Bireyin konuşmasının gerek akıcılık gerekse zamanlama yönünden yaşına uygun olmayan biçimde bozulması olarak tanımlanan kekemeliğin başlangıcı genellikle 2-7 yaş aralığı olarak kabul ediliyor. Gelişim için epeyce manâlı olan bu işlem ise çocuklar üzerinde negatif psikolojik etkilere sebep olabiliyor. 22 Ekim Dünya Kekemelik Günü dolayısıyla bilgilendirmelerde yer alan Çocuk ve Ergen Psikiyatrisi Kliniği’nden Uzm. Dr. Sümeyra Fırat, kekemeliğin uzun sürmesi durumunda çocuğun konuşmaktan kaçınması, sosyal ilişkilerinin ve ego algısının etkilenmesi gibi psikolojik güçlüklerin ortaya çıkabileceğini söyledi.

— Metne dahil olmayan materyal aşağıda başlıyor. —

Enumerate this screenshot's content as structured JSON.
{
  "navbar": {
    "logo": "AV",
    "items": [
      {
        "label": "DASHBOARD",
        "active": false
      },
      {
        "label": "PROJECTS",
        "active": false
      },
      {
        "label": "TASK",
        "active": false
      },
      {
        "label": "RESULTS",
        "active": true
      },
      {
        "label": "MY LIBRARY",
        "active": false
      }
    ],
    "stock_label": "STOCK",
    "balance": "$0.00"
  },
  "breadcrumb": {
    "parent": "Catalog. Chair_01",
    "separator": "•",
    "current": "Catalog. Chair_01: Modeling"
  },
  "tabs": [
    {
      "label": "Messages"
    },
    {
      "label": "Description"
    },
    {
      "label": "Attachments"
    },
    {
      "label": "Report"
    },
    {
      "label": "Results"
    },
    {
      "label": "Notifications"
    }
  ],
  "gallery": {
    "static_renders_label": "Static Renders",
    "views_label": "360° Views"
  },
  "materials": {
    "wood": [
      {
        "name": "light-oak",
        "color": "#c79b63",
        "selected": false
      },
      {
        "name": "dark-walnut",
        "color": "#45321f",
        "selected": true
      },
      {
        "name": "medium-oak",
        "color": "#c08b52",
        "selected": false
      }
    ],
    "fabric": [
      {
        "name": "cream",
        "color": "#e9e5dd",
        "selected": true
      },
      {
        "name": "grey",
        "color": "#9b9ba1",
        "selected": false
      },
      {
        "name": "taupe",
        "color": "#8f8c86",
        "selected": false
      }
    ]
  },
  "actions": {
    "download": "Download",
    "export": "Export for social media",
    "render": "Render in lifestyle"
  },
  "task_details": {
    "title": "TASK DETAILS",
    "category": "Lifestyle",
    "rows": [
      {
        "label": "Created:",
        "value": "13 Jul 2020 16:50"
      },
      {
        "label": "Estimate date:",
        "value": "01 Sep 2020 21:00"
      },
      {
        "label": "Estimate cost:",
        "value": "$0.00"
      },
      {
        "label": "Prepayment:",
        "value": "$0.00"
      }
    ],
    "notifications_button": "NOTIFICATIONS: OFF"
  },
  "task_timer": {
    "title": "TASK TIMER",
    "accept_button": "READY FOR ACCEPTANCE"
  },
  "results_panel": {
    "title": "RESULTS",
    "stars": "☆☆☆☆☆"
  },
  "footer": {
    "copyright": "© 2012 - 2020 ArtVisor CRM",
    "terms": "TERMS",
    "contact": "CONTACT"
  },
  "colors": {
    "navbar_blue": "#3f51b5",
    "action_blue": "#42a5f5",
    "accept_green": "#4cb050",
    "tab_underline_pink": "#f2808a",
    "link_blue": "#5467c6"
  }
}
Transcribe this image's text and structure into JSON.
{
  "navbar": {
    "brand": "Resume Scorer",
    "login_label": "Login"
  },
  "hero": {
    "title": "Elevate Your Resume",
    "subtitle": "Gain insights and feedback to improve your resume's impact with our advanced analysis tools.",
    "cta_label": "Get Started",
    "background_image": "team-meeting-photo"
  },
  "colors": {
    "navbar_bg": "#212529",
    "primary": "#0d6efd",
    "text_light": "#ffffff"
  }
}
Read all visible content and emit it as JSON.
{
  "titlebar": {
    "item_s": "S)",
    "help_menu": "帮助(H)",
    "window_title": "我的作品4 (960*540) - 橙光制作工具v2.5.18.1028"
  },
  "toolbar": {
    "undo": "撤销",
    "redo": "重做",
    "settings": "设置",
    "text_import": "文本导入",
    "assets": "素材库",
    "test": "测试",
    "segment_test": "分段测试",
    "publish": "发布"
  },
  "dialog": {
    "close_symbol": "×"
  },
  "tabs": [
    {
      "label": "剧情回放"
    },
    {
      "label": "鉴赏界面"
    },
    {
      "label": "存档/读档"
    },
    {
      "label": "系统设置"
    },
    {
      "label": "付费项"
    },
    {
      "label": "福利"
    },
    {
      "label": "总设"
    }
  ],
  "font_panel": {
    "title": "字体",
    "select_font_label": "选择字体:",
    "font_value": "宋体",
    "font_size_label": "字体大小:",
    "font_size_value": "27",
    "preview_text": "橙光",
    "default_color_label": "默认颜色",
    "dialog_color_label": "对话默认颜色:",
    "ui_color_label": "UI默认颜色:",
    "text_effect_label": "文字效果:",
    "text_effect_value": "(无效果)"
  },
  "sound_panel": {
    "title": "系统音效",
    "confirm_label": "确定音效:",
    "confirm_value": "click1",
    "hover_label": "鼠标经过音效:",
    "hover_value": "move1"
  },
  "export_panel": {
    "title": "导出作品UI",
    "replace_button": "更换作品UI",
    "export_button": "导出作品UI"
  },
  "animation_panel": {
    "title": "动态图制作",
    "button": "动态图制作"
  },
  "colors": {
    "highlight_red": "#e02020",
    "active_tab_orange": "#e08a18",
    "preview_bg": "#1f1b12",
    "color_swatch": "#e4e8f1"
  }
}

Kekemeliğin daha yeni başladığında ailelerin bir kısmının bunu çocuğun isteyerek ilgi sürüklemek için yaptığını düşünebileceğini ifade eden Uzm. Dr. Sümeyra Fırat, “Ebeveynler bu yüzden çocuğa düzgün konuşmasını söyleyip kızabiliyor. Bu şart da çocuğun strese girmesine niçin olduğu için kekemeliği artırabiliyor, negatif da olsa aile konuşması ile yoğun şekilde ilgilendiği için kekemelik pekişiyor.Zaman zaman ailesi göre bu şekilde konuştuğu için sevilmediğini, bedel görmeye layık olmadığını da düşünebiliyor. Sonuçta bu şekilde teşebbüs bildiren aileler haberdar olmadan çocuklarının mutsuz, sosyal olarak kaçınan bireyler olmalarına neden oluyor.” diye konuştu.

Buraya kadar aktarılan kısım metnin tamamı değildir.